(PhysOrg.com) -- Vampires and zombies, both of which became a popular phenomenon in Victorian Britain, are all the rage. Temple English Professor Peter Logan believes this is no mere pop culture trend, but rather a reflection of the strong parallels between that period in Britain and our own here in the U.S.
Victorian Britain was the first industrialized society and the dominant world super power of the nineteenth century. At the height of the Victorian period, one quarter of the world’s population were British subjects.
Temple English professor says vampires popularity lives as long as they do -- forever.
“It was the beginning of the world as we know it today, and it was beset with some of the same problems associated with being a world power that we are currently facing,” Logan said.
But, while vampires were popular during the nineteenth century — just as we see today in the hit HBO series True Blood and the Twilight series of books and movies — the phenomenon didn’t start with Dracula.
The title character in Varney the Vampire (1847) was an aristocrat who walked around in daylight, but he needed the moonlight to survive, said Logan.
“The classic scene during this time is of a weakened vampire soaking up the moonlight and being revivified,” he said.
Appearing at the end of the nineteenth century, Bram Stoker’s Dracula reflects a changed social environment in which the British Empire was at its height and conflicts with the colonies in Africa and Asia were a major concern.
“For these changed times, Count Dracula is still an aristocrat, but he is also an outsider from the fringe of Europe, and he brings his mysterious ways to London, the heart of England and the center of the empire,” said Logan.Some critics view this as a reflection of English fears of being “contaminated” by a colonial culture that is very different, in which case the story warns about maintaining the imagined “purity” or homogeneity of England, he noted.
What has changed with the vampires of today?
“In the past, vampires could feel rage, but not romantic love, and they didn’t have sex,” said Logan. “The fact that they do now accounts for this recent surge in popularity. They are not just metaphorically erotic—in True Blood, its standard sex; but it’s between human and a paranormal.
“It’s the same in Twilight,” added Logan. “Although, it’s never fully acted upon, Twilight is still a typical Boy meets Girl story.”
But worth noting, said Logan, is that now that vampires are able to love and have come out in the open, an overt civil rights theme has developed, which we see played out in True Blood.
“This change in the vampires and the story lines may be a reflection of our changing attitudes toward heterogeneity,” said Logan. “Instead of fearing contamination, we are learning to accept differences.”
Another example of 19th century culture currently in circulation is Pride and Prejudice and Zombies, which jumped to the top of the New York Times Best Seller List when it was published last April. Of course, Pride and Prejudice remains a beloved classic, but the fact that the addition of zombies to the text made for such a successful adaptation says a lot about our own time and author Jane Austen’s.
“It all seems ludicrous at first, until you realize there are some serious things going on,” explained Logan.
According to Logan, if you read between the lines, zombies are already present in Pride and Prejudice.

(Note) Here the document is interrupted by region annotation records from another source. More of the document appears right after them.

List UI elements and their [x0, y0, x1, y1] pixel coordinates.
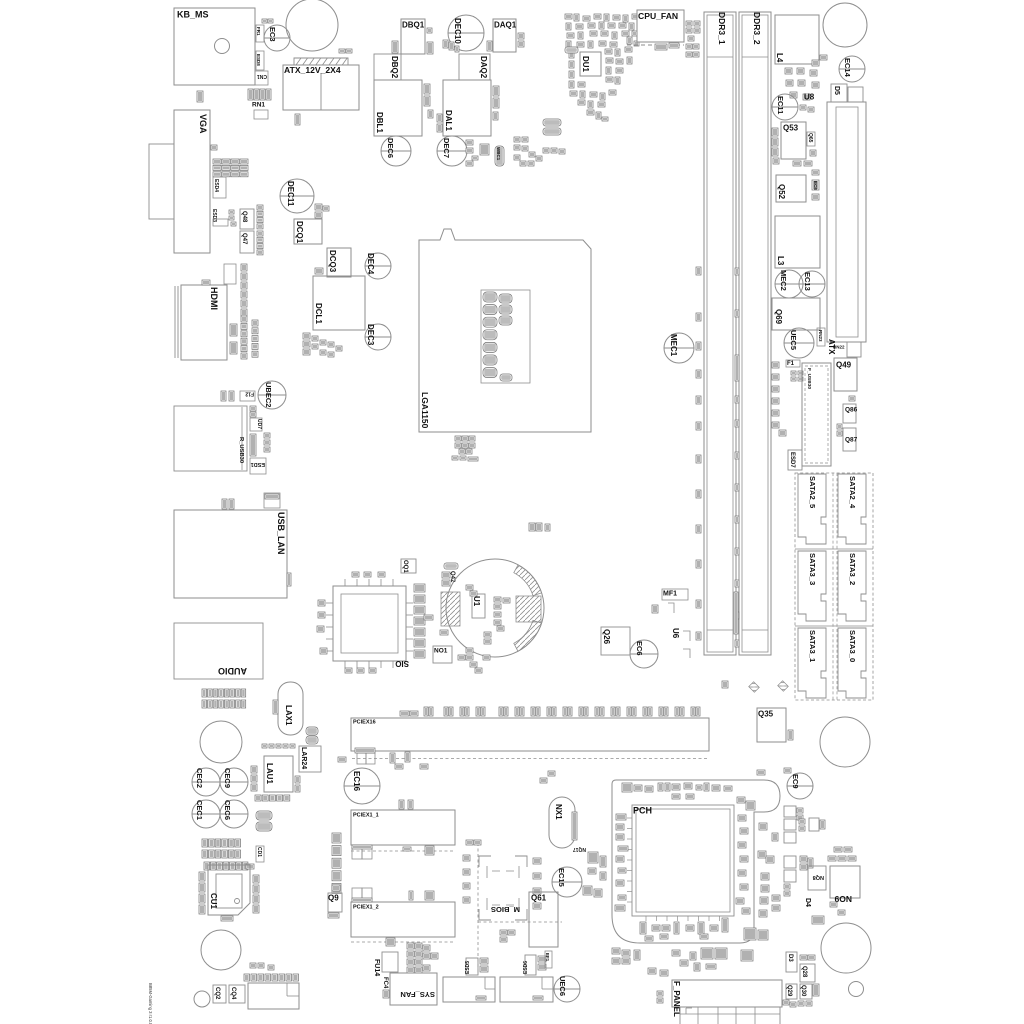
- svg-text:PCH: PCH: [633, 805, 652, 815]
- svg-text:M_BIOS: M_BIOS: [491, 905, 520, 914]
- svg-text:Q29: Q29: [786, 985, 792, 997]
- svg-text:SATA3_0: SATA3_0: [848, 630, 857, 662]
- svg-text:SATA2_5: SATA2_5: [808, 476, 817, 509]
- svg-text:DU1: DU1: [581, 56, 590, 73]
- svg-text:D4: D4: [804, 898, 811, 907]
- svg-text:ESD6: ESD6: [523, 961, 529, 974]
- svg-text:UEC6: UEC6: [558, 976, 567, 996]
- svg-text:UEC5: UEC5: [789, 330, 798, 350]
- svg-text:DEC3: DEC3: [366, 324, 375, 346]
- svg-text:WBC1: WBC1: [496, 147, 501, 161]
- svg-text:RN23: RN23: [818, 330, 823, 342]
- svg-text:PCIEX1_2: PCIEX1_2: [353, 905, 379, 911]
- svg-text:ESD4: ESD4: [213, 179, 219, 192]
- svg-text:U8: U8: [804, 93, 815, 102]
- svg-text:RN1: RN1: [252, 101, 265, 108]
- svg-text:DEC6: DEC6: [386, 138, 395, 158]
- svg-text:SIO: SIO: [395, 659, 409, 668]
- svg-text:DBQ1: DBQ1: [402, 21, 425, 30]
- svg-text:VGA: VGA: [198, 114, 208, 134]
- svg-text:MEC2: MEC2: [779, 270, 788, 291]
- svg-text:R_USB30: R_USB30: [238, 437, 244, 463]
- svg-text:DBL1: DBL1: [375, 112, 384, 133]
- svg-text:Q53: Q53: [783, 124, 799, 133]
- svg-text:L4: L4: [775, 53, 784, 63]
- svg-text:FC4: FC4: [382, 977, 388, 989]
- svg-text:CEC6: CEC6: [223, 800, 232, 820]
- svg-text:CEC2: CEC2: [195, 768, 204, 788]
- svg-text:NQ17: NQ17: [573, 846, 586, 852]
- svg-text:D3: D3: [787, 954, 793, 962]
- svg-text:CPU_FAN: CPU_FAN: [638, 11, 678, 21]
- svg-text:ATX_12V_2X4: ATX_12V_2X4: [284, 65, 341, 75]
- svg-text:SATA3_1: SATA3_1: [808, 630, 817, 663]
- svg-text:Q9: Q9: [328, 894, 339, 903]
- svg-text:DCQ1: DCQ1: [295, 221, 304, 244]
- svg-text:NO1: NO1: [434, 647, 448, 654]
- svg-text:ESD1: ESD1: [251, 461, 265, 467]
- svg-text:DBQ2: DBQ2: [390, 56, 399, 79]
- svg-text:Q65: Q65: [807, 133, 813, 143]
- svg-text:MF1: MF1: [663, 591, 677, 598]
- svg-text:MEC1: MEC1: [669, 334, 678, 357]
- svg-text:ESD7: ESD7: [789, 452, 795, 468]
- svg-text:CEC1: CEC1: [195, 800, 204, 820]
- svg-text:KB_MS: KB_MS: [177, 9, 209, 19]
- svg-text:Q30: Q30: [800, 985, 806, 997]
- svg-text:Q28: Q28: [801, 966, 807, 978]
- svg-text:Q26: Q26: [602, 629, 611, 645]
- svg-text:U6: U6: [671, 628, 680, 639]
- svg-text:DAQ1: DAQ1: [494, 21, 517, 30]
- svg-text:CQ4: CQ4: [230, 987, 236, 1000]
- svg-text:Q48: Q48: [241, 211, 247, 223]
- svg-text:EC8: EC8: [813, 181, 818, 190]
- svg-text:OQ1: OQ1: [402, 560, 408, 573]
- svg-text:DEC7: DEC7: [442, 138, 451, 158]
- svg-text:FU14: FU14: [373, 959, 380, 976]
- svg-text:SATA3_3: SATA3_3: [808, 553, 817, 585]
- svg-text:Q52: Q52: [777, 184, 786, 200]
- svg-text:CEC9: CEC9: [223, 768, 232, 788]
- svg-text:ESD5: ESD5: [465, 961, 471, 974]
- svg-text:EC11: EC11: [776, 96, 785, 114]
- svg-text:HDMI: HDMI: [209, 287, 219, 310]
- svg-text:EC6: EC6: [635, 641, 644, 656]
- svg-text:DAQ2: DAQ2: [479, 56, 488, 79]
- svg-text:DAL1: DAL1: [444, 110, 453, 131]
- svg-text:Q35: Q35: [758, 710, 774, 719]
- svg-text:U1: U1: [472, 596, 481, 607]
- svg-text:Q49: Q49: [836, 361, 852, 370]
- svg-text:SYS_FAN: SYS_FAN: [400, 990, 435, 999]
- svg-text:LAX1: LAX1: [284, 705, 293, 726]
- svg-text:DEC11: DEC11: [286, 181, 295, 207]
- svg-text:F12: F12: [245, 391, 254, 397]
- svg-text:LAU1: LAU1: [265, 763, 274, 784]
- svg-text:FR1: FR1: [256, 27, 261, 36]
- svg-text:NQ8: NQ8: [813, 874, 824, 880]
- svg-text:DDR3_1: DDR3_1: [717, 12, 727, 45]
- svg-text:EC3: EC3: [268, 27, 277, 42]
- svg-text:EF1: EF1: [545, 953, 550, 962]
- svg-text:PCIEX16: PCIEX16: [353, 720, 376, 726]
- svg-text:EC16: EC16: [352, 771, 361, 792]
- svg-text:DEC4: DEC4: [366, 253, 375, 275]
- svg-text:DDR3_2: DDR3_2: [752, 12, 762, 45]
- svg-text:CU1: CU1: [209, 893, 218, 910]
- svg-text:CN1: CN1: [257, 73, 267, 79]
- svg-text:SATA2_4: SATA2_4: [848, 476, 857, 509]
- svg-text:F_USB30: F_USB30: [806, 368, 812, 389]
- svg-text:USB_LAN: USB_LAN: [276, 512, 286, 555]
- svg-text:D5: D5: [833, 86, 840, 95]
- svg-text:Q69: Q69: [774, 309, 783, 325]
- svg-text:SATA3_2: SATA3_2: [848, 553, 857, 585]
- svg-text:LGA1150: LGA1150: [420, 392, 430, 429]
- svg-text:DEC10: DEC10: [453, 18, 462, 44]
- svg-text:EC9: EC9: [791, 774, 800, 789]
- svg-text:Q86: Q86: [845, 406, 858, 413]
- svg-text:NX1: NX1: [554, 804, 563, 820]
- svg-text:ESD3: ESD3: [211, 209, 217, 222]
- svg-text:AUDIO: AUDIO: [218, 666, 247, 676]
- svg-text:ESD8: ESD8: [256, 54, 261, 66]
- svg-text:Q87: Q87: [845, 436, 858, 443]
- svg-text:Q61: Q61: [531, 894, 547, 903]
- svg-text:PCIEX1_1: PCIEX1_1: [353, 813, 379, 819]
- svg-text:L3: L3: [776, 256, 785, 266]
- svg-text:LAR24: LAR24: [300, 747, 307, 769]
- svg-text:Q47: Q47: [241, 233, 247, 245]
- svg-text:CQ2: CQ2: [214, 987, 220, 1000]
- svg-text:UD7: UD7: [256, 419, 262, 429]
- svg-text:EC13: EC13: [803, 272, 812, 291]
- svg-text:CD1: CD1: [256, 847, 262, 857]
- svg-text:EC14: EC14: [843, 58, 852, 78]
- svg-text:EC15: EC15: [557, 868, 566, 887]
- svg-text:UBEC2: UBEC2: [264, 382, 273, 407]
- svg-text:F1: F1: [787, 361, 795, 367]
- svg-text:DCQ3: DCQ3: [328, 250, 337, 273]
- svg-text:B85M-Gaming 3 r1.0.0d: B85M-Gaming 3 r1.0.0d: [148, 983, 153, 1024]
- svg-text:DCL1: DCL1: [314, 303, 323, 324]
- svg-text:RN22: RN22: [833, 345, 845, 350]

Austen’s was a paternalist world in which women were constantly threatened by seducers, and the consequences of pregnancy outside of marriage really were life and death.
“In novels, an unwed mother would be forced into a life of prostitution in order to support her illegitimate child and would die a pauper in a beggar’s house,” he said.“In this sense, then, the men were predators.”

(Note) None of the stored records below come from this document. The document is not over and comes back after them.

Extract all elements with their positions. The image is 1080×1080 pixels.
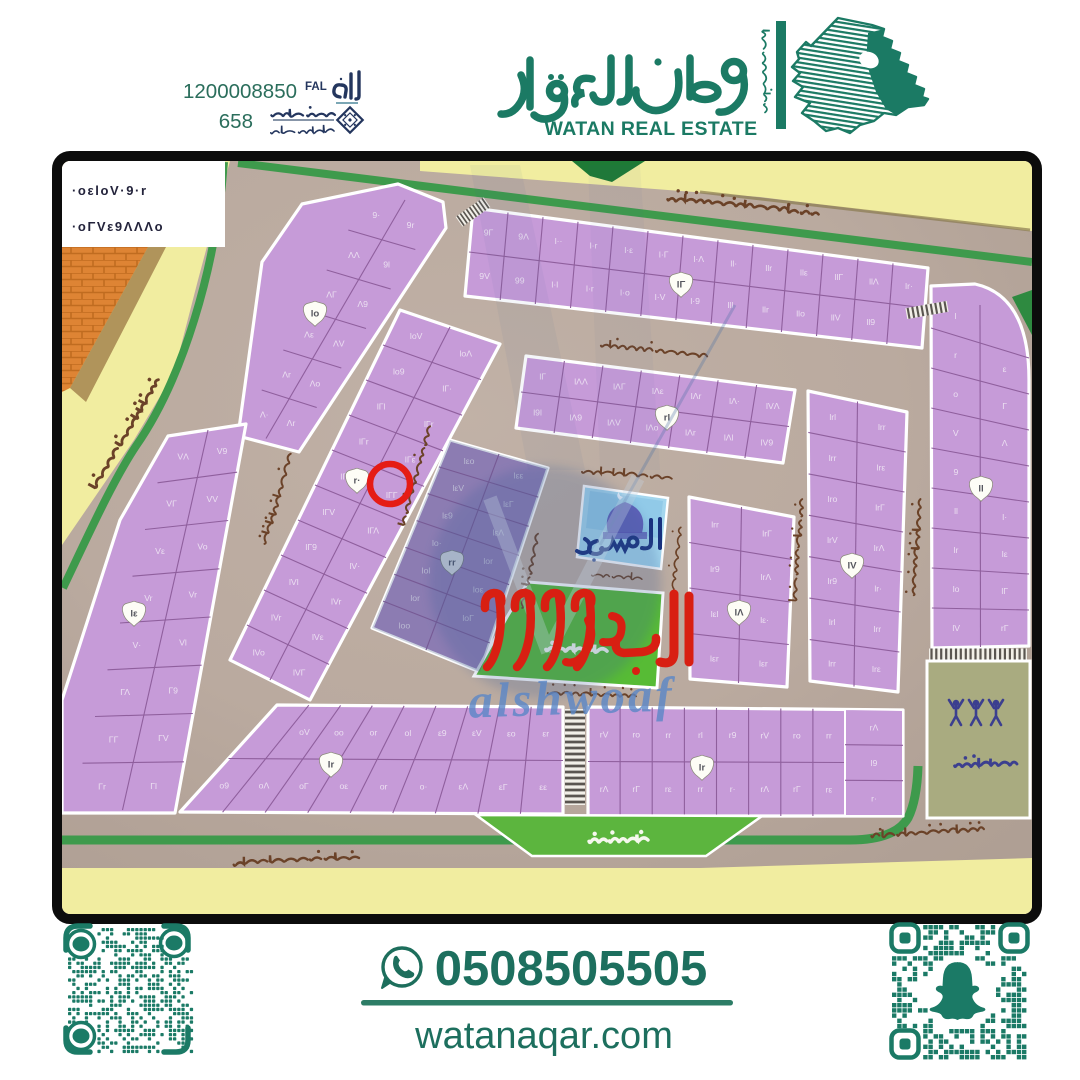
svg-text:or: or xyxy=(370,728,378,738)
svg-text:ll9: ll9 xyxy=(866,317,875,327)
svg-text:rV: rV xyxy=(760,730,769,740)
svg-text:llr: llr xyxy=(762,304,769,314)
svg-text:oΛ: oΛ xyxy=(259,781,270,791)
svg-text:ll·: ll· xyxy=(730,259,737,269)
svg-text:lVr: lVr xyxy=(271,612,281,622)
svg-text:l·V: l·V xyxy=(655,292,666,302)
svg-text:·oεloV·9·r: ·oεloV·9·r xyxy=(72,183,148,198)
svg-text:ΓV: ΓV xyxy=(158,733,169,743)
svg-text:rΛ: rΛ xyxy=(600,784,609,794)
svg-text:lΓr: lΓr xyxy=(359,437,369,447)
svg-text:lr·: lr· xyxy=(874,583,882,593)
svg-text:ε: ε xyxy=(1003,364,1007,374)
svg-text:lro: lro xyxy=(828,494,838,504)
svg-text:lr: lr xyxy=(699,762,706,773)
svg-text:Λε: Λε xyxy=(304,330,314,340)
svg-text:ε9: ε9 xyxy=(438,728,447,738)
svg-text:lrl: lrl xyxy=(829,617,836,627)
svg-text:lrr: lrr xyxy=(878,422,886,432)
svg-text:9·: 9· xyxy=(372,210,380,220)
svg-text:lΓ·: lΓ· xyxy=(442,384,452,394)
svg-text:lVl: lVl xyxy=(289,577,299,587)
svg-text:lVΛ: lVΛ xyxy=(766,401,780,411)
svg-text:Λ9: Λ9 xyxy=(357,299,368,309)
svg-text:lrr: lrr xyxy=(829,453,837,463)
svg-text:l·: l· xyxy=(1002,512,1007,522)
svg-text:lεr: lεr xyxy=(759,658,768,668)
svg-text:r9: r9 xyxy=(729,730,737,740)
svg-text:lrr: lrr xyxy=(711,519,719,529)
svg-text:V·: V· xyxy=(132,640,141,650)
svg-text:VΓ: VΓ xyxy=(166,499,177,509)
svg-text:lΓV: lΓV xyxy=(323,507,336,517)
svg-text:llΛ: llΛ xyxy=(869,276,879,286)
svg-text:lo9: lo9 xyxy=(393,366,405,376)
svg-text:llΓ: llΓ xyxy=(835,272,844,282)
svg-text:Vr: Vr xyxy=(144,593,152,603)
svg-text:ΛΛ: ΛΛ xyxy=(348,250,360,260)
svg-text:llε: llε xyxy=(800,267,808,277)
svg-text:lε·: lε· xyxy=(760,615,769,625)
svg-text:εε: εε xyxy=(539,782,547,792)
svg-text:rV: rV xyxy=(600,729,609,739)
svg-text:ll: ll xyxy=(954,506,958,516)
svg-text:l·l: l·l xyxy=(551,279,558,289)
svg-text:ΛV: ΛV xyxy=(333,339,345,349)
svg-text:lΛ: lΛ xyxy=(734,607,744,618)
svg-text:rε: rε xyxy=(826,784,833,794)
svg-text:l·9: l·9 xyxy=(690,296,700,306)
svg-text:l·Γ: l·Γ xyxy=(659,250,669,260)
svg-text:Vr: Vr xyxy=(189,590,197,600)
svg-text:Λr: Λr xyxy=(282,370,291,380)
svg-text:lrr: lrr xyxy=(873,624,881,634)
svg-text:llV: llV xyxy=(831,313,841,323)
svg-text:lVo: lVo xyxy=(253,648,265,658)
svg-text:lΓ: lΓ xyxy=(677,279,686,290)
svg-text:l: l xyxy=(955,311,957,321)
svg-text:oε: oε xyxy=(339,781,348,791)
svg-text:Vl: Vl xyxy=(179,638,187,648)
svg-text:lε: lε xyxy=(130,608,138,619)
svg-text:εV: εV xyxy=(472,728,482,738)
svg-text:lεl: lεl xyxy=(711,609,719,619)
svg-text:lΓ: lΓ xyxy=(1001,586,1008,596)
svg-text:658: 658 xyxy=(219,110,253,133)
svg-text:rΓ: rΓ xyxy=(793,784,801,794)
svg-text:ΓΓ: ΓΓ xyxy=(109,734,119,744)
svg-text:ΓΛ: ΓΛ xyxy=(120,687,130,697)
svg-text:lεr: lεr xyxy=(710,654,719,664)
svg-text:lrΛ: lrΛ xyxy=(761,572,772,582)
svg-text:lV9: lV9 xyxy=(761,437,774,447)
svg-text:lr: lr xyxy=(328,759,335,770)
svg-text:rε: rε xyxy=(665,784,672,794)
svg-text:oo: oo xyxy=(334,727,344,737)
svg-text:Γr: Γr xyxy=(98,782,106,792)
svg-text:llr: llr xyxy=(765,263,772,273)
svg-text:lrΛ: lrΛ xyxy=(874,543,885,553)
svg-text:lrl: lrl xyxy=(829,412,836,422)
svg-text:V: V xyxy=(953,428,959,438)
svg-text:rΓ: rΓ xyxy=(632,784,640,794)
svg-text:r·: r· xyxy=(871,793,877,803)
svg-text:o: o xyxy=(953,389,958,399)
svg-text:lrΓ: lrΓ xyxy=(875,503,885,513)
svg-text:ro: ro xyxy=(632,730,640,740)
svg-text:1200008850: 1200008850 xyxy=(183,80,297,103)
svg-text:9l: 9l xyxy=(383,260,390,270)
svg-text:ll: ll xyxy=(978,483,983,494)
svg-text:l9: l9 xyxy=(871,758,878,768)
svg-text:VΛ: VΛ xyxy=(177,452,189,462)
svg-text:Vo: Vo xyxy=(197,542,207,552)
svg-text:lr9: lr9 xyxy=(827,576,837,586)
svg-text:l·r: l·r xyxy=(586,284,594,294)
svg-text:εΓ: εΓ xyxy=(499,782,508,792)
svg-text:Λr: Λr xyxy=(287,418,296,428)
svg-text:9: 9 xyxy=(953,467,958,477)
svg-text:εo: εo xyxy=(507,729,516,739)
svg-text:lΓ9: lΓ9 xyxy=(305,542,317,552)
svg-text:εr: εr xyxy=(542,729,549,739)
svg-text:lr9: lr9 xyxy=(710,564,720,574)
svg-text:lrε: lrε xyxy=(877,462,886,472)
svg-text:lΓΓ: lΓΓ xyxy=(386,490,398,500)
svg-text:alshwoaf: alshwoaf xyxy=(467,666,677,728)
svg-text:·oΓVε9ΛΛΛo: ·oΓVε9ΛΛΛo xyxy=(72,219,164,234)
svg-text:lΛΛ: lΛΛ xyxy=(574,376,588,386)
svg-text:llo: llo xyxy=(796,309,805,319)
svg-text:Λ: Λ xyxy=(1002,438,1008,448)
svg-text:lΓl: lΓl xyxy=(377,401,386,411)
svg-text:rΛ: rΛ xyxy=(760,784,769,794)
svg-text:watanaqar.com: watanaqar.com xyxy=(414,1015,673,1057)
svg-text:loΛ: loΛ xyxy=(460,348,473,358)
svg-text:l·Λ: l·Λ xyxy=(693,254,704,264)
svg-text:lVε: lVε xyxy=(312,632,324,642)
svg-text:rr: rr xyxy=(826,731,832,741)
svg-text:lrr: lrr xyxy=(828,658,836,668)
svg-text:or: or xyxy=(380,781,388,791)
svg-text:Λo: Λo xyxy=(310,378,321,388)
svg-text:rr: rr xyxy=(698,784,704,794)
svg-text:Γ: Γ xyxy=(1002,401,1007,411)
svg-text:loV: loV xyxy=(410,331,423,341)
svg-text:rΓ: rΓ xyxy=(1001,623,1009,633)
svg-text:oΓ: oΓ xyxy=(299,781,309,791)
svg-text:lV: lV xyxy=(847,560,857,571)
svg-text:ol: ol xyxy=(405,728,412,738)
svg-text:lr·: lr· xyxy=(905,281,913,291)
svg-text:oV: oV xyxy=(299,727,310,737)
svg-text:lΛr: lΛr xyxy=(691,391,702,401)
svg-text:lV·: lV· xyxy=(349,561,360,571)
svg-text:lrε: lrε xyxy=(872,664,881,674)
svg-text:FAL: FAL xyxy=(305,81,327,93)
svg-text:lVΓ: lVΓ xyxy=(293,667,306,677)
svg-text:ΛΓ: ΛΓ xyxy=(326,290,337,300)
svg-text:Vε: Vε xyxy=(155,546,165,556)
svg-text:WATAN REAL ESTATE: WATAN REAL ESTATE xyxy=(545,118,758,140)
svg-text:Λ·: Λ· xyxy=(260,409,269,419)
svg-text:lΛr: lΛr xyxy=(685,427,696,437)
svg-text:lrΓ: lrΓ xyxy=(762,529,772,539)
svg-text:ro: ro xyxy=(793,731,801,741)
svg-text:lε: lε xyxy=(1002,549,1008,559)
svg-text:9r: 9r xyxy=(407,220,415,230)
svg-text:o·: o· xyxy=(420,782,428,792)
svg-text:lVr: lVr xyxy=(331,596,341,606)
svg-text:lΛl: lΛl xyxy=(724,432,734,442)
svg-text:lrV: lrV xyxy=(827,535,838,545)
svg-text:εΛ: εΛ xyxy=(458,782,468,792)
svg-text:l··: l·· xyxy=(555,236,563,246)
svg-text:rΛ: rΛ xyxy=(870,722,879,732)
svg-text:lo: lo xyxy=(311,308,320,319)
svg-text:lo: lo xyxy=(953,584,960,594)
svg-text:r: r xyxy=(954,350,957,360)
svg-text:r·: r· xyxy=(354,475,361,486)
svg-text:o9: o9 xyxy=(219,780,229,790)
svg-text:VV: VV xyxy=(207,494,219,504)
svg-text:lr: lr xyxy=(954,545,959,555)
svg-text:9V: 9V xyxy=(479,271,490,281)
svg-text:V9: V9 xyxy=(217,446,228,456)
svg-text:rr: rr xyxy=(665,730,671,740)
svg-text:lΓΛ: lΓΛ xyxy=(367,526,379,536)
svg-text:Γl: Γl xyxy=(150,781,157,791)
svg-text:lV: lV xyxy=(952,623,960,633)
svg-text:r·: r· xyxy=(730,784,736,794)
svg-text:rl: rl xyxy=(698,730,703,740)
svg-text:lΛ·: lΛ· xyxy=(729,396,740,406)
svg-text:Γ9: Γ9 xyxy=(168,685,178,695)
svg-text:0508505505: 0508505505 xyxy=(435,942,708,996)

Looking at the work from a modern perspective, fighting zombies is the perfect metaphor for the woman who is working both inside and outside the home.

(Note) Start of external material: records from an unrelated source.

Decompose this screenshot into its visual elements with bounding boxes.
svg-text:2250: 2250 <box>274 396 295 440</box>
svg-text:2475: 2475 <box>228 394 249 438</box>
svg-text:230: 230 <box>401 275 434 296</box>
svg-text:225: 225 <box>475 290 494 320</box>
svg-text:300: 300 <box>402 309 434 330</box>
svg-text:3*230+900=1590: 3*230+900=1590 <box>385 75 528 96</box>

“Slaying zombies is just something that is added to the list,” Logan added.
Logan, whose book Victorian Fetishism was just published in January, says that vampires and zombies are modern day fetishes. Essentially, fetishism is the attribution of inherent value or powers onto an object.
“In True Blood and Twilight, the vampires are a projection of our cultural hopes and fears onto the figure of a person who is very different than us. The vampire is a good figure for capturing that,” he said.Logan is professor of English in Temple’s College of Liberal Arts.